Even in a conflict marked by the deliberate killing of civilians, the August 16 airstrikes in the Damascus suburb of Douma stand out. The Syrian air force fired between 3-9 missiles at a market, killing an estimated 100 people and wounding several hundred more. The attack came during a visit to Syria by the United Nations’ top humanitarian official, Stephen O’Brien—a sign of how seriously the Assad regime views the UN’s ability to influence its actions. The UN called the latest massacre ‘devastating’ and ‘unacceptable’—as it has after each of the dozens of regime-perpetrated massacres in the last four years, and as it will after the next.

The Douma market was attacked again by Syrian rockets on August 17, and previously on August 12, in an attack that killed at least 27 people. This deliberate targeting of the most crowded market area in a rebel-held town is consistent with the Assad regime’s strategy throughout the civil war: the regime protects its supporters in Damascus and Latikia and a dwindling number of other cities, and targets the rest.

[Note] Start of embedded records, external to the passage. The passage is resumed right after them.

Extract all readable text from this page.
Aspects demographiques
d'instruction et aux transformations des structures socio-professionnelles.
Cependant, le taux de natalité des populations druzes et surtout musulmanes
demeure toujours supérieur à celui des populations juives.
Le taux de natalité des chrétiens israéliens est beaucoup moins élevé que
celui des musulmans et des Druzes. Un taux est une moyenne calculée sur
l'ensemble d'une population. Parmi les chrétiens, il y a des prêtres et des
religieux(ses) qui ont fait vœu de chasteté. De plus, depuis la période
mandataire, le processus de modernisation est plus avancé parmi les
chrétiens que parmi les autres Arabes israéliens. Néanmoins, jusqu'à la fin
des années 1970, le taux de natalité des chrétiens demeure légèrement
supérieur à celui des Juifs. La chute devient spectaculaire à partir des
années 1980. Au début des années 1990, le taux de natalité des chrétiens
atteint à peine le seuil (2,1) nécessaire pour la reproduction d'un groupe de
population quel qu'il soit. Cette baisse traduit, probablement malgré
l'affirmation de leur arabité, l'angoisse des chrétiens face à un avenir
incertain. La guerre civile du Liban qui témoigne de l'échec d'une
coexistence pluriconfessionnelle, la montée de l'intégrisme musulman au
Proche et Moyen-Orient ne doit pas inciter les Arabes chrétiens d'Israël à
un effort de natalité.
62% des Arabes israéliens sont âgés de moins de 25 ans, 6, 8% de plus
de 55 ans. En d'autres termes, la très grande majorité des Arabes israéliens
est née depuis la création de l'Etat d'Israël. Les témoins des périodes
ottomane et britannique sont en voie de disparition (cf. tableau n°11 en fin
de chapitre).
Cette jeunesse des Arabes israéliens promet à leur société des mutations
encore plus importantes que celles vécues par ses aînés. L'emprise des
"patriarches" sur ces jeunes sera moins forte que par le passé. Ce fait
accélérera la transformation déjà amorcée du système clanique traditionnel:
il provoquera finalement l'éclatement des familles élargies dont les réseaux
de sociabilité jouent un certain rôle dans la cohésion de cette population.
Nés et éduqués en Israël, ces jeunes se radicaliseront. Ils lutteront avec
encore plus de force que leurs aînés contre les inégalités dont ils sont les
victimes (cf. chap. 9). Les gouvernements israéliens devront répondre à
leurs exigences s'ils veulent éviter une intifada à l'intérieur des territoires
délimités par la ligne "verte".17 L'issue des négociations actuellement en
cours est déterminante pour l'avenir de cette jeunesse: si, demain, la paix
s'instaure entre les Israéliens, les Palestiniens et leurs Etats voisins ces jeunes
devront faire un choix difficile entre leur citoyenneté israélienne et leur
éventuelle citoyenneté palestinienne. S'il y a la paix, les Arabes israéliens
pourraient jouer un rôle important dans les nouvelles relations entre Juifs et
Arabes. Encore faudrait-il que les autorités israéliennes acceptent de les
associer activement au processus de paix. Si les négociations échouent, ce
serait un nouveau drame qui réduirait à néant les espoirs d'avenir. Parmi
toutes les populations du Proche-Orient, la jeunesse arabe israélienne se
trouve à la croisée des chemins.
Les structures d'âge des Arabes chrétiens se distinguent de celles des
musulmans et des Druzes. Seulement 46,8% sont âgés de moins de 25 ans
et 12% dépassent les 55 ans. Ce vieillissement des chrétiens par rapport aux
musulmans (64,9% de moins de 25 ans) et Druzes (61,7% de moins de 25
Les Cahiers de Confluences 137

There are no locales in rebel-held territory that the Assad regime considers off-limits. Earlier this month, Médecins Sans Frontières/Doctors without Borders (MSF) accused the Assad regime of deliberately attacking three of its hospitals in Idlib, and six smaller clinics in western Syria. Not only do these attacks kill the most vulnerable of civilians, but they also kill badly needed medical workers in a country overflowing with casualties, and destroy hospitals and equipment not easily replaced even in the best of times.

In addition to the direct and dreadful costs in terms of lives lost and families destroyed, the Assad regime’s repeated atrocities have helped further radicalize a conflict that is already extreme by any measure. Groups such as Jabhat al-Nusra, al-Qaeda’s Syrian iteration, and, of course the so-called Islamic State, tap into the understandable rage and harness it to commit their own atrocities, ensuring a cycle of ever-increasing barbarism.

While much is made of the vaunted propaganda of the Islamic State, there is nothing the group could produce that will draw as many supporters or recruits as Assad's atrocities. The regime is a terrorism generator of epic proportion, engaging in state terrorism against its own people and inciting terrorism from its opponents. There is no justifying the actions of a group like the Islamic State or al-Nusra—whose ideology of bin Ladinism propels their supporters to savagery—but the Assad regime’s wholesale slaughter of civilians provides the groups with radicalized supporters far faster than Assad’s military can then fight them.

Despite the ever-tightening noose of rebel gains across the country, the Assad regime’s control of the Syrian skies enables it to survive while ensuring the civilians in the territory the regime has lost do not. Air power is Assad's greatest military asset, in that it allows the regime to project power far greater than anything the rebels can muster. Assad's Russian-supplied air defense is a major reason western nations are resistant to carving out and maintaining a no-fly zone—a major military escalation. Whether the Douma massacre will lead to a rethinking of the no-fly zone is unclear.

What is clear is that the Syrian military will continue to use helicopters and fighter jets against civilians. The much-reviled barrel bombs continue to fall on Syrian neighborhoods in spite of increased international condemnation. The Assad regime has never responded to outrage nor will it ever, as it sees itself in a life-or-death struggle against the rebels. As the regime continues to sustain losses on battlefields in the west and south, it will almost certainly increase its attacks on civilians, whose suffering remains the one constant in the shifting fortunes of the war.